SGLT2 Inhibitors: A Discussion Beyond Just the Glycemic Benefits - Episode 9
Recognizing and Managing Comorbidities in Diabetes
Troy Trygstad, PharmD, MBA, PhD: If we step back for a second, from all of the mechanisms of action of the drugs, we have this reality that very few people just have diabetes. They either have another underlying disease state that hasn’t yet been diagnosed, or they have a formal diagnosis. We were on a prior Peer Exchange® panel with you, Tripp. You had mentioned that you’d started to administer PHQ-2s and PHQ-9s in patients with diabetes, and that you saw this effect where this was a really good way for us to figure out who needed additional support. Do you want to describe that? I’m hearing that it’s actually pretty rare for you to have a patient, who walks in, who you’re level-setting with—where it’s straightforward diabetes, right? Is there even straightforward diabetes? So, to the issue of all of these comorbid states, and to Dr. Morales’ point, you may focus on the severe persistent mental illness as the issue of the day because it’s very prominent, and has its effects. You may be focused on the heart failure or the cardiovascular disease because they just had a heart attack a few months ago. But in many cases, for these patients who are diabetic, it’s just this steady progression over time. How do you bring that diabetes to the fore, in that patient discussion, when so often there are other comorbid states that, within the minds of the caretaker or the patient, may take precedence?
Tripp Logan, PharmD: That is the challenge, right? The folks who come in, and sit down with the pharmacist, in our pharmacies, are typically the most complex. They’ve got multiple things going on. Patients tend to compartmentalize these things. They think, 'I’m going to manage my diabetes.' Or, 'I’m going to manage my cardiovascular disease.' One of the advantages that we have is that the therapy’s already been initiated when they come in to see us. And so, we get to have the talk. 'This is a marathon, not a sprint. You completely overhauled your diet, and changed your lifestyle. The chances are, it’s like quitting smoking—you’re going to relapse, at some point. So, we really need to play the long game here.' Another thing we do is talk about the availability of the community pharmacy with all of the touch points that we have. Patients may be in your office several times a year. We get to see these patients a lot—monthly, if not more often. And, we’re in their homes. So, we try to leverage that in any way that we can. Also, we use the support system that’s around us. And so, with this patient who comes in with a new diagnosis, or a new regimen, we talk to him or her not only about the longevity of how we can help manage this, but also bring in the support team from the community, as well—whether it’s the local health department, with dieticians… We bring those folks in. We enroll patients in our diabetes classes, and so forth. In one of our diabetes classes that we had, we brought in a speaker. The speaker was a local optometrist who had a daughter who was type 1 diabetic. I think she was diagnosed at the age of 8 or 10. And so, he gave a very compelling story, not only from his experience in doing eye exams, but also with his daughter. He said, 'You know, this is the only chronic condition, that I can think of, which can be solved up here. With lifestyle modification, and you think of hypertension and heart failure, you know you can’t overcome a lot of it up here. But, once you get going, up here, you really can do a lot of good with lifestyle modification, exercise, carbohydrate counting, and so on.' So, those daily challenges, and getting family members in, and really making this a team effort—that’s where we hope we’re bringing benefit to this whole package.

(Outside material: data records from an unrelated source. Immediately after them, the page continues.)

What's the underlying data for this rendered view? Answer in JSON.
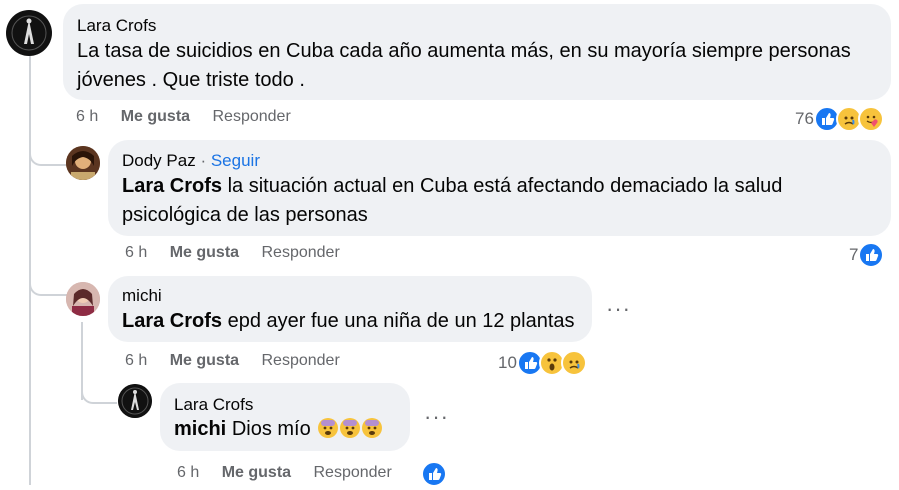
{
  "comments": [
    {
      "author": "Lara Crofs",
      "text": "La tasa de suicidios en Cuba cada año aumenta más, en su mayoría siempre personas",
      "text2": "jóvenes . Que triste todo .",
      "time": "6 h",
      "like_label": "Me gusta",
      "reply_label": "Responder",
      "reaction_count": "76",
      "reactions": [
        "like-icon",
        "sad-icon",
        "care-icon"
      ]
    },
    {
      "author": "Dody Paz",
      "separator": "·",
      "follow_label": "Seguir",
      "mention": "Lara Crofs",
      "text": "la situación actual en Cuba está afectando demaciado la salud",
      "text2": "psicológica de las personas",
      "time": "6 h",
      "like_label": "Me gusta",
      "reply_label": "Responder",
      "reaction_count": "7",
      "reactions": [
        "like-icon"
      ]
    },
    {
      "author": "michi",
      "mention": "Lara Crofs",
      "text": "epd ayer fue una niña de un 12 plantas",
      "time": "6 h",
      "like_label": "Me gusta",
      "reply_label": "Responder",
      "reaction_count": "10",
      "reactions": [
        "like-icon",
        "wow-icon",
        "sad-icon"
      ],
      "more_label": "···"
    },
    {
      "author": "Lara Crofs",
      "mention": "michi",
      "text": "Dios mío",
      "text_emojis": [
        "fearful-face-icon",
        "fearful-face-icon",
        "fearful-face-icon"
      ],
      "time": "6 h",
      "like_label": "Me gusta",
      "reply_label": "Responder",
      "reactions": [
        "like-icon"
      ],
      "more_label": "···"
    }
  ],
  "colors": {
    "bubble": "#eff1f4",
    "link": "#1b74e4",
    "meta": "#65676b",
    "like": "#1877f2"
  }
}
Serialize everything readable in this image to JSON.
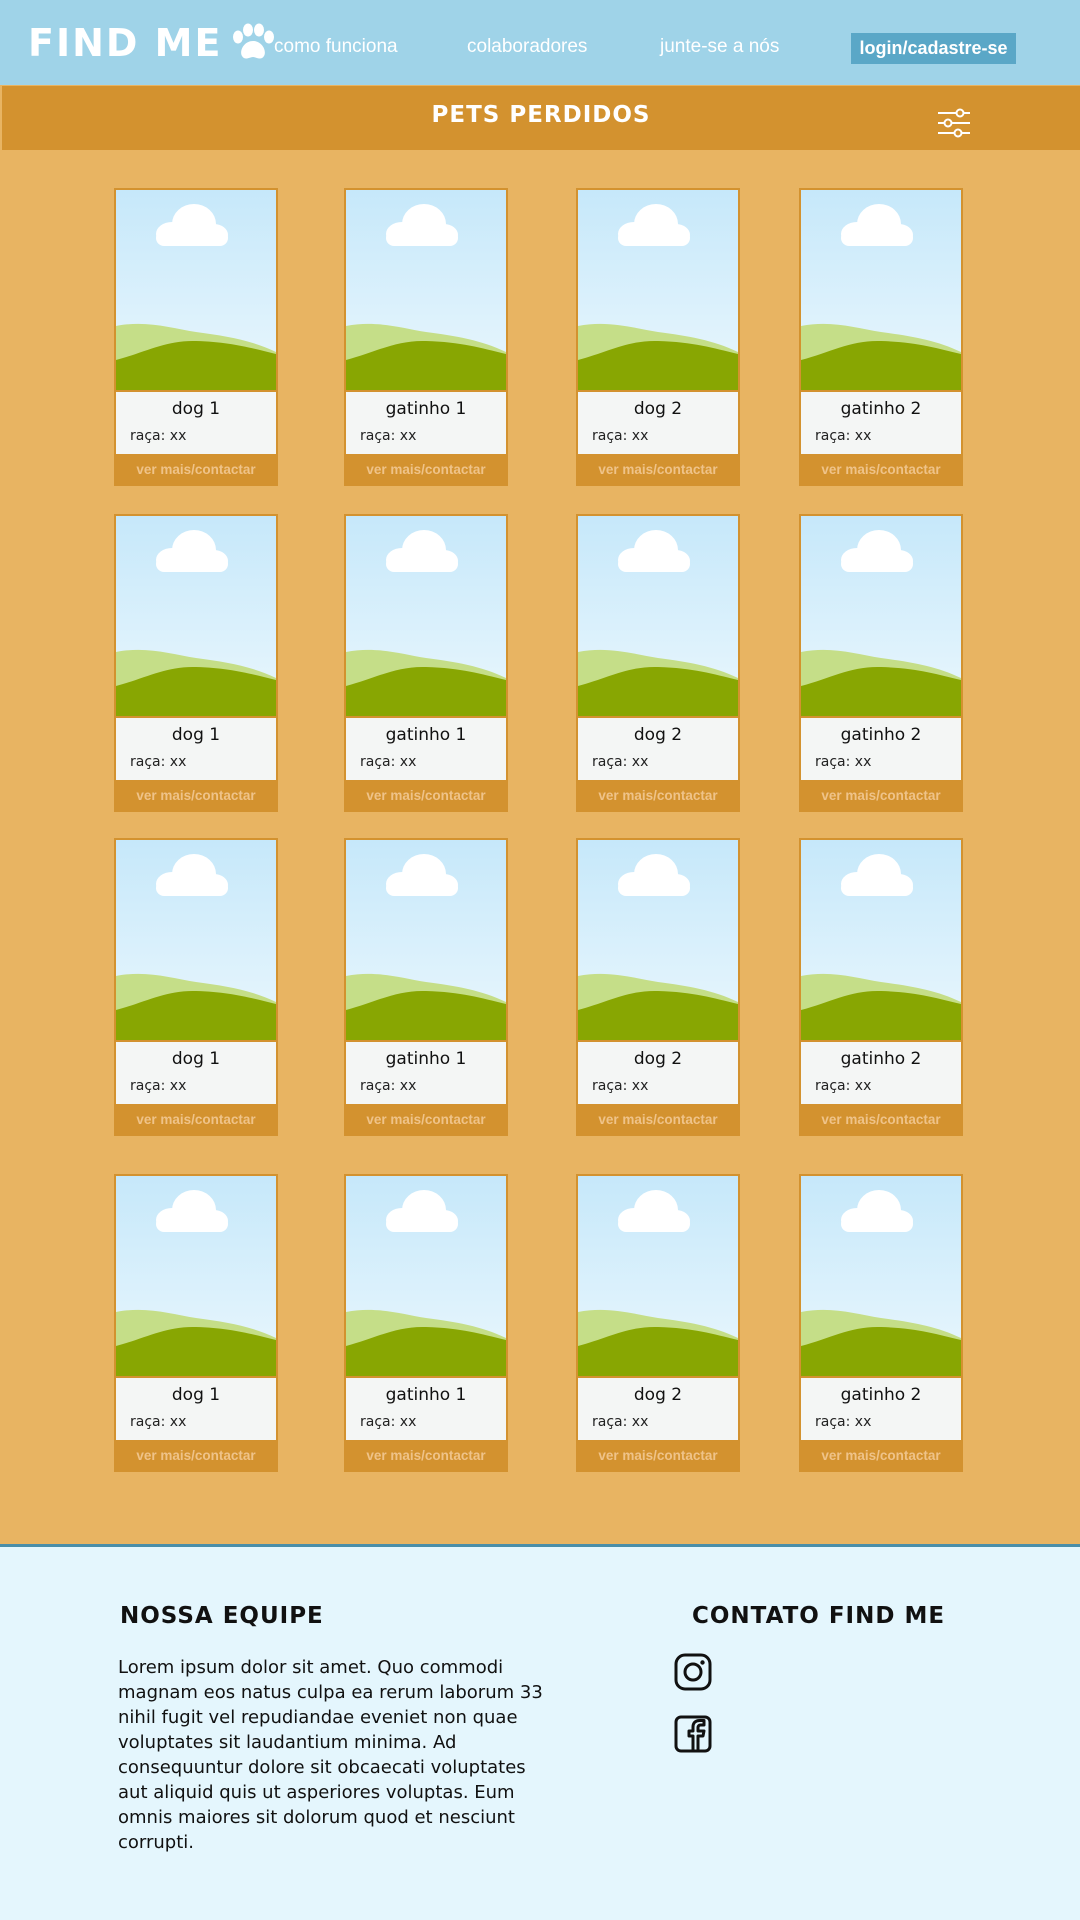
{
  "header": {
    "logo_text": "FIND ME",
    "nav": [
      "como funciona",
      "colaboradores",
      "junte-se a nós"
    ],
    "login_label": "login/cadastre-se"
  },
  "title": "PETS PERDIDOS",
  "filter_icon": "sliders-icon",
  "cards": [
    {
      "name": "dog 1",
      "breed": "raça: xx",
      "button": "ver mais/contactar"
    },
    {
      "name": "gatinho 1",
      "breed": "raça: xx",
      "button": "ver mais/contactar"
    },
    {
      "name": "dog 2",
      "breed": "raça: xx",
      "button": "ver mais/contactar"
    },
    {
      "name": "gatinho 2",
      "breed": "raça: xx",
      "button": "ver mais/contactar"
    },
    {
      "name": "dog 1",
      "breed": "raça: xx",
      "button": "ver mais/contactar"
    },
    {
      "name": "gatinho 1",
      "breed": "raça: xx",
      "button": "ver mais/contactar"
    },
    {
      "name": "dog 2",
      "breed": "raça: xx",
      "button": "ver mais/contactar"
    },
    {
      "name": "gatinho 2",
      "breed": "raça: xx",
      "button": "ver mais/contactar"
    },
    {
      "name": "dog 1",
      "breed": "raça: xx",
      "button": "ver mais/contactar"
    },
    {
      "name": "gatinho 1",
      "breed": "raça: xx",
      "button": "ver mais/contactar"
    },
    {
      "name": "dog 2",
      "breed": "raça: xx",
      "button": "ver mais/contactar"
    },
    {
      "name": "gatinho 2",
      "breed": "raça: xx",
      "button": "ver mais/contactar"
    },
    {
      "name": "dog 1",
      "breed": "raça: xx",
      "button": "ver mais/contactar"
    },
    {
      "name": "gatinho 1",
      "breed": "raça: xx",
      "button": "ver mais/contactar"
    },
    {
      "name": "dog 2",
      "breed": "raça: xx",
      "button": "ver mais/contactar"
    },
    {
      "name": "gatinho 2",
      "breed": "raça: xx",
      "button": "ver mais/contactar"
    }
  ],
  "footer": {
    "team_title": "NOSSA EQUIPE",
    "team_text": "  Lorem ipsum dolor sit amet. Quo commodi magnam eos natus culpa ea rerum laborum 33 nihil fugit vel repudiandae eveniet non quae voluptates sit laudantium minima. Ad consequuntur dolore sit obcaecati voluptates aut aliquid quis ut asperiores voluptas. Eum omnis maiores sit dolorum quod et nesciunt corrupti.",
    "contact_title": "CONTATO FIND ME",
    "icons": [
      "instagram-icon",
      "facebook-icon"
    ]
  },
  "colors": {
    "header_bg": "#9fd3e8",
    "title_bar": "#d3922f",
    "page_bg": "#e8b462",
    "login_button": "#5aa7c7",
    "footer_bg": "#e4f6fd"
  }
}
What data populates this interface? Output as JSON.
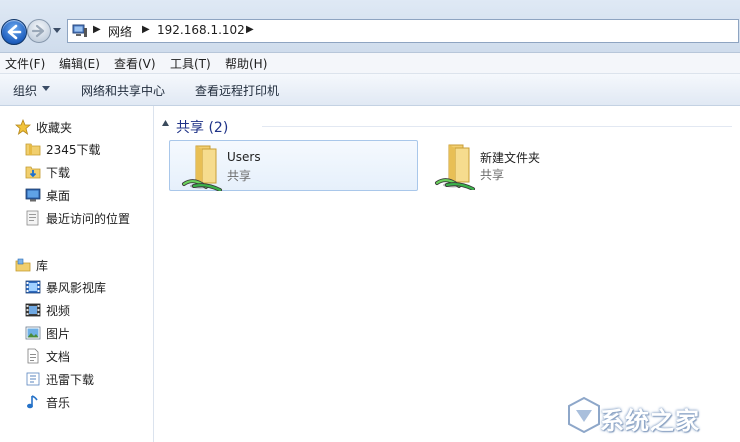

Javier Morales, MD, FACP, FACE: That was actually pretty nicely depicted in a trial that was conducted. It’s actually an NIH-sponsored trial, called the Look AHEAD study. The patients who were intensively treated with lifestyle modification, reduced caloric diet, had a 0.6% reduction in A1C. Their level of fitness also improved by 10 METs, which is really impressive. So, lifestyle is really the cornerstone. Aside from all of this, diabetes could be a pretty devastating illness, but it doesn’t need to be. I think that most patients tend to feel recluse once they’ve been issued this diagnosis. It’s equally important to recognize how every member of the care team, including the nutritionist, and especially the pharmacist, can play such an important role in ensuring adherence to therapies that are prescribed for our patients, and to encourage them to continue on their journey toward good control.
Tripp Logan, PharmD: With a lot of the touch points that we have in the community, we get to pick up on a lot of things. I failed to mention the depression screenings that we’ve done. That was one of our resident projects, and we continued that multiple times after. A lot of people go in and are diagnosed with diabetes. They come out with medicine, but they come out with diabetes and depression. So, those are things that we have to take into account, as well, and not treat the illness, but treat the entire patient and try to look for these things that may have been overlooked. The appointment may have been for diabetes, or it may have been with an endocrinologist, where they had a lot of other things going on that may be more acute. It puts us in a really intriguing position when we sometimes send referrals for things that we pick up on in the community, or even in the home, that may have been overlooked because of the really hyperfocused appointment.